Epicuro nunca quiso gustar a nadie, consciente de la radicalidad de sus propuestas («jamás pretendí agradar a la muchedumbre», fr. 187 Usener), pues predicaba una autarquía ajena a lo que las convenciones sociales dictaban, porque «quien presta atención a la naturaleza y no a las vanas opiniones es autosuficiente en cualquier circunstancia. Pues en relación a lo que por naturaleza es suficiente toda adquisición es riqueza, pero en relación a los deseos ilimitados la mayor riqueza es pobreza» (fr. 202 Us.). El control de los deseos y las opiniones comunes –de lo que creemos que es bueno para nosotros por presión social pero en verdad no lo es– lo hermana con otras escuelas helenísticas, como estoicos y cínicos. También era común a ellas su rechazo por las convenciones educativas, aparte de las sociales: Epicuro creía que la educación de su tiempo andaba totalmente errada, porque no tendía a la finalidad natural del ser humano, que es una serena felicidad en el placer. Buscaba, por tanto, una aproximación alternativa a la cultura.

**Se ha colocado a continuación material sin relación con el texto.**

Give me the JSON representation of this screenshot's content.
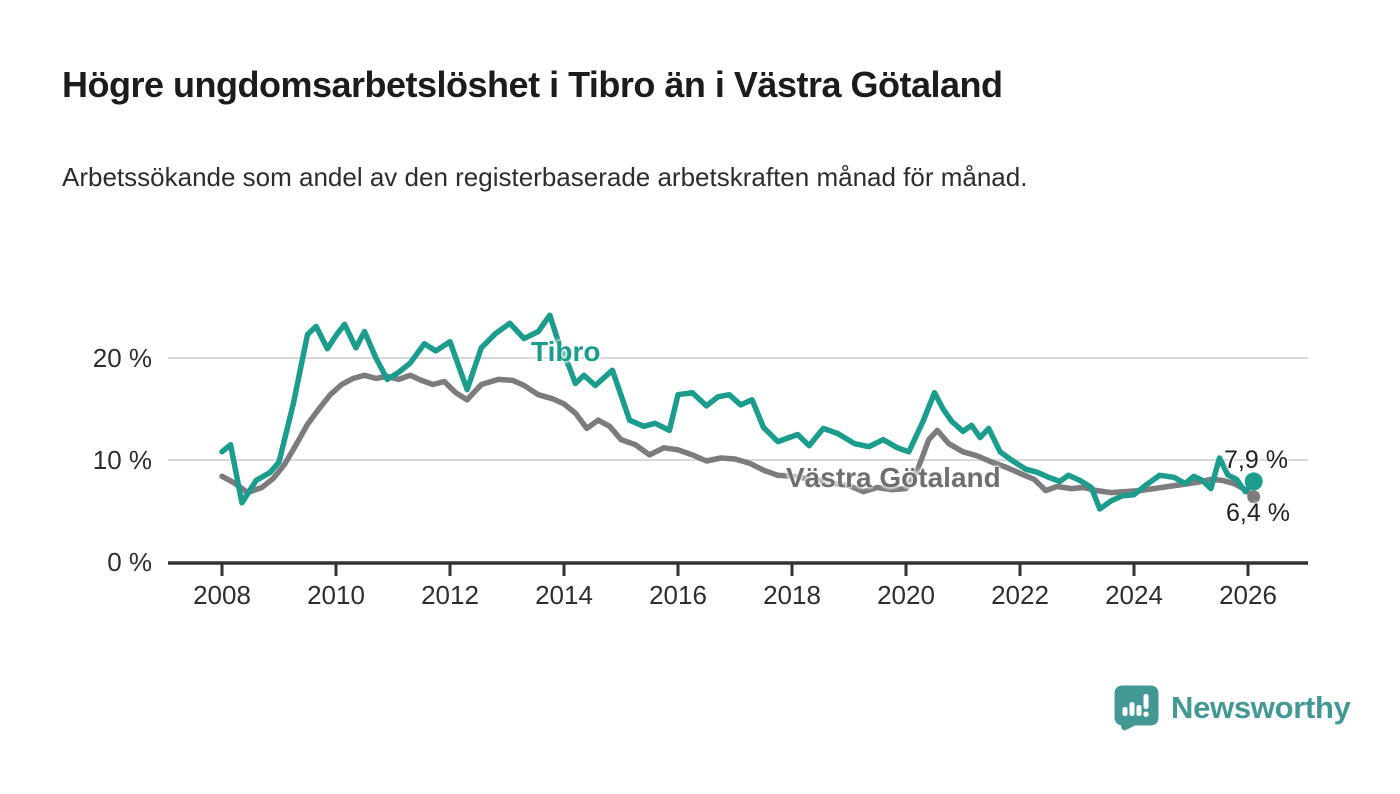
{
  "title": "Högre ungdomsarbetslöshet i Tibro än i Västra Götaland",
  "subtitle": "Arbetssökande som andel av den registerbaserade arbetskraften månad för månad.",
  "brand": {
    "name": "Newsworthy",
    "icon": "newsworthy-speech-bubble-bar-chart-icon",
    "color": "#449893"
  },
  "colors": {
    "tibro_line": "#1b9c8d",
    "vastra_gotaland_line": "#7c7c7c",
    "vastra_gotaland_label": "#6f6f6f",
    "gridline": "#d8d8d8",
    "axis": "#333333",
    "title_text": "#1c1c1c",
    "body_text": "#2d2d2d",
    "annotation_text": "#222222",
    "background": "#ffffff"
  },
  "chart_data": {
    "type": "line",
    "title": "Högre ungdomsarbetslöshet i Tibro än i Västra Götaland",
    "subtitle": "Arbetssökande som andel av den registerbaserade arbetskraften månad för månad.",
    "unit": "%",
    "grid": "horizontal",
    "legend_position": "inline-labels",
    "x_axis": {
      "ticks": [
        2008,
        2010,
        2012,
        2014,
        2016,
        2018,
        2020,
        2022,
        2024,
        2026
      ],
      "range": [
        2007.0,
        2027.0
      ]
    },
    "y_axis": {
      "ticks": [
        0,
        10,
        20
      ],
      "tick_labels": [
        "0 %",
        "10 %",
        "20 %"
      ],
      "range": [
        0,
        25.5
      ]
    },
    "series": [
      {
        "name": "Västra Götaland",
        "color": "#7c7c7c",
        "end_value": 6.4,
        "end_label": "6,4 %",
        "points": [
          [
            2008.0,
            8.4
          ],
          [
            2008.2,
            7.8
          ],
          [
            2008.45,
            6.8
          ],
          [
            2008.7,
            7.3
          ],
          [
            2008.9,
            8.2
          ],
          [
            2009.1,
            9.6
          ],
          [
            2009.3,
            11.5
          ],
          [
            2009.5,
            13.5
          ],
          [
            2009.7,
            15.0
          ],
          [
            2009.9,
            16.4
          ],
          [
            2010.1,
            17.4
          ],
          [
            2010.3,
            18.0
          ],
          [
            2010.5,
            18.3
          ],
          [
            2010.7,
            18.0
          ],
          [
            2010.9,
            18.2
          ],
          [
            2011.1,
            17.9
          ],
          [
            2011.3,
            18.3
          ],
          [
            2011.5,
            17.8
          ],
          [
            2011.7,
            17.4
          ],
          [
            2011.9,
            17.7
          ],
          [
            2012.1,
            16.6
          ],
          [
            2012.3,
            15.9
          ],
          [
            2012.55,
            17.4
          ],
          [
            2012.85,
            17.9
          ],
          [
            2013.1,
            17.8
          ],
          [
            2013.3,
            17.3
          ],
          [
            2013.55,
            16.4
          ],
          [
            2013.8,
            16.0
          ],
          [
            2014.0,
            15.5
          ],
          [
            2014.2,
            14.6
          ],
          [
            2014.4,
            13.1
          ],
          [
            2014.6,
            13.9
          ],
          [
            2014.8,
            13.3
          ],
          [
            2015.0,
            12.0
          ],
          [
            2015.25,
            11.5
          ],
          [
            2015.5,
            10.5
          ],
          [
            2015.75,
            11.2
          ],
          [
            2016.0,
            11.0
          ],
          [
            2016.25,
            10.5
          ],
          [
            2016.5,
            9.9
          ],
          [
            2016.75,
            10.2
          ],
          [
            2017.0,
            10.1
          ],
          [
            2017.25,
            9.7
          ],
          [
            2017.5,
            9.0
          ],
          [
            2017.75,
            8.5
          ],
          [
            2018.0,
            8.4
          ],
          [
            2018.25,
            8.2
          ],
          [
            2018.5,
            8.0
          ],
          [
            2018.75,
            7.7
          ],
          [
            2019.0,
            7.5
          ],
          [
            2019.25,
            6.9
          ],
          [
            2019.5,
            7.3
          ],
          [
            2019.75,
            7.1
          ],
          [
            2020.0,
            7.2
          ],
          [
            2020.2,
            9.0
          ],
          [
            2020.4,
            12.0
          ],
          [
            2020.55,
            12.9
          ],
          [
            2020.75,
            11.6
          ],
          [
            2021.0,
            10.8
          ],
          [
            2021.25,
            10.4
          ],
          [
            2021.5,
            9.8
          ],
          [
            2021.75,
            9.3
          ],
          [
            2022.0,
            8.7
          ],
          [
            2022.25,
            8.1
          ],
          [
            2022.45,
            7.0
          ],
          [
            2022.65,
            7.4
          ],
          [
            2022.9,
            7.2
          ],
          [
            2023.1,
            7.3
          ],
          [
            2023.35,
            7.0
          ],
          [
            2023.6,
            6.8
          ],
          [
            2023.85,
            6.9
          ],
          [
            2024.1,
            7.0
          ],
          [
            2024.35,
            7.2
          ],
          [
            2024.6,
            7.4
          ],
          [
            2024.85,
            7.6
          ],
          [
            2025.1,
            7.8
          ],
          [
            2025.35,
            8.1
          ],
          [
            2025.55,
            8.0
          ],
          [
            2025.75,
            7.7
          ],
          [
            2025.95,
            7.1
          ],
          [
            2026.1,
            6.4
          ]
        ]
      },
      {
        "name": "Tibro",
        "color": "#1b9c8d",
        "end_value": 7.9,
        "end_label": "7,9 %",
        "points": [
          [
            2008.0,
            10.8
          ],
          [
            2008.15,
            11.5
          ],
          [
            2008.35,
            5.8
          ],
          [
            2008.6,
            8.0
          ],
          [
            2008.85,
            8.8
          ],
          [
            2009.0,
            9.8
          ],
          [
            2009.25,
            15.5
          ],
          [
            2009.5,
            22.3
          ],
          [
            2009.65,
            23.1
          ],
          [
            2009.85,
            20.9
          ],
          [
            2010.0,
            22.2
          ],
          [
            2010.15,
            23.3
          ],
          [
            2010.35,
            21.0
          ],
          [
            2010.5,
            22.6
          ],
          [
            2010.7,
            20.0
          ],
          [
            2010.9,
            17.9
          ],
          [
            2011.1,
            18.6
          ],
          [
            2011.3,
            19.5
          ],
          [
            2011.55,
            21.4
          ],
          [
            2011.75,
            20.7
          ],
          [
            2012.0,
            21.6
          ],
          [
            2012.3,
            16.9
          ],
          [
            2012.55,
            21.0
          ],
          [
            2012.8,
            22.4
          ],
          [
            2013.05,
            23.4
          ],
          [
            2013.3,
            21.9
          ],
          [
            2013.55,
            22.6
          ],
          [
            2013.75,
            24.2
          ],
          [
            2013.9,
            21.6
          ],
          [
            2014.1,
            19.0
          ],
          [
            2014.2,
            17.5
          ],
          [
            2014.35,
            18.3
          ],
          [
            2014.55,
            17.3
          ],
          [
            2014.85,
            18.8
          ],
          [
            2015.15,
            13.9
          ],
          [
            2015.4,
            13.3
          ],
          [
            2015.6,
            13.6
          ],
          [
            2015.85,
            12.9
          ],
          [
            2016.0,
            16.4
          ],
          [
            2016.25,
            16.6
          ],
          [
            2016.5,
            15.3
          ],
          [
            2016.7,
            16.2
          ],
          [
            2016.9,
            16.4
          ],
          [
            2017.1,
            15.4
          ],
          [
            2017.3,
            15.9
          ],
          [
            2017.5,
            13.2
          ],
          [
            2017.75,
            11.8
          ],
          [
            2018.1,
            12.5
          ],
          [
            2018.3,
            11.4
          ],
          [
            2018.55,
            13.1
          ],
          [
            2018.8,
            12.6
          ],
          [
            2019.1,
            11.6
          ],
          [
            2019.35,
            11.3
          ],
          [
            2019.6,
            12.0
          ],
          [
            2019.85,
            11.2
          ],
          [
            2020.05,
            10.8
          ],
          [
            2020.3,
            13.8
          ],
          [
            2020.5,
            16.6
          ],
          [
            2020.65,
            15.0
          ],
          [
            2020.8,
            13.8
          ],
          [
            2021.0,
            12.8
          ],
          [
            2021.15,
            13.4
          ],
          [
            2021.3,
            12.2
          ],
          [
            2021.45,
            13.1
          ],
          [
            2021.65,
            10.8
          ],
          [
            2021.85,
            10.0
          ],
          [
            2022.1,
            9.1
          ],
          [
            2022.3,
            8.8
          ],
          [
            2022.5,
            8.3
          ],
          [
            2022.7,
            7.9
          ],
          [
            2022.85,
            8.5
          ],
          [
            2023.05,
            8.0
          ],
          [
            2023.25,
            7.3
          ],
          [
            2023.4,
            5.2
          ],
          [
            2023.6,
            6.0
          ],
          [
            2023.8,
            6.5
          ],
          [
            2024.0,
            6.6
          ],
          [
            2024.2,
            7.5
          ],
          [
            2024.45,
            8.5
          ],
          [
            2024.7,
            8.3
          ],
          [
            2024.9,
            7.7
          ],
          [
            2025.05,
            8.4
          ],
          [
            2025.2,
            8.0
          ],
          [
            2025.35,
            7.2
          ],
          [
            2025.5,
            10.2
          ],
          [
            2025.65,
            8.5
          ],
          [
            2025.8,
            8.1
          ],
          [
            2025.95,
            6.9
          ],
          [
            2026.1,
            7.9
          ]
        ]
      }
    ],
    "annotations": [
      {
        "text": "Tibro",
        "series": "Tibro",
        "color": "#1b9c8d"
      },
      {
        "text": "Västra Götaland",
        "series": "Västra Götaland",
        "color": "#6f6f6f"
      },
      {
        "text": "7,9 %",
        "series": "Tibro",
        "position": "end"
      },
      {
        "text": "6,4 %",
        "series": "Västra Götaland",
        "position": "end"
      }
    ]
  }
}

Pero quiero llamar la atención sobre uno de los más felices y últimos epígonos que leyeron su magna obra –escribió muchísimo, cerca de 400 rollos de papiro–, antes de que la mala suerte proverbial de esta escuela y sus propuestas (quizá algo escandalosas para los biempensantes de su tiempo) provocaran la destrucción de casi toda su obra, salvo una decena de páginas. Su materialismo, su defensa del placer y su posición contraria a la religión le hicieron muy mal visto por las autoridades grecorromanas, influidas por platónicos y estoicos, y luego por las cristianas. Dos ejemplos de asertos sobre el placer (me temo que sacados de contexto y sin comentario por razón de espacio): «escupo sobre lo bello moral y sobre los que vanamente lo admiran cuando no produce ningún placer» (fr. 512 Us.), «debemos apreciar lo bello, las virtudes y las cosas por el estilo si producen placer; pero, si no, mandarlas a paseo» (fr. 70 Us.).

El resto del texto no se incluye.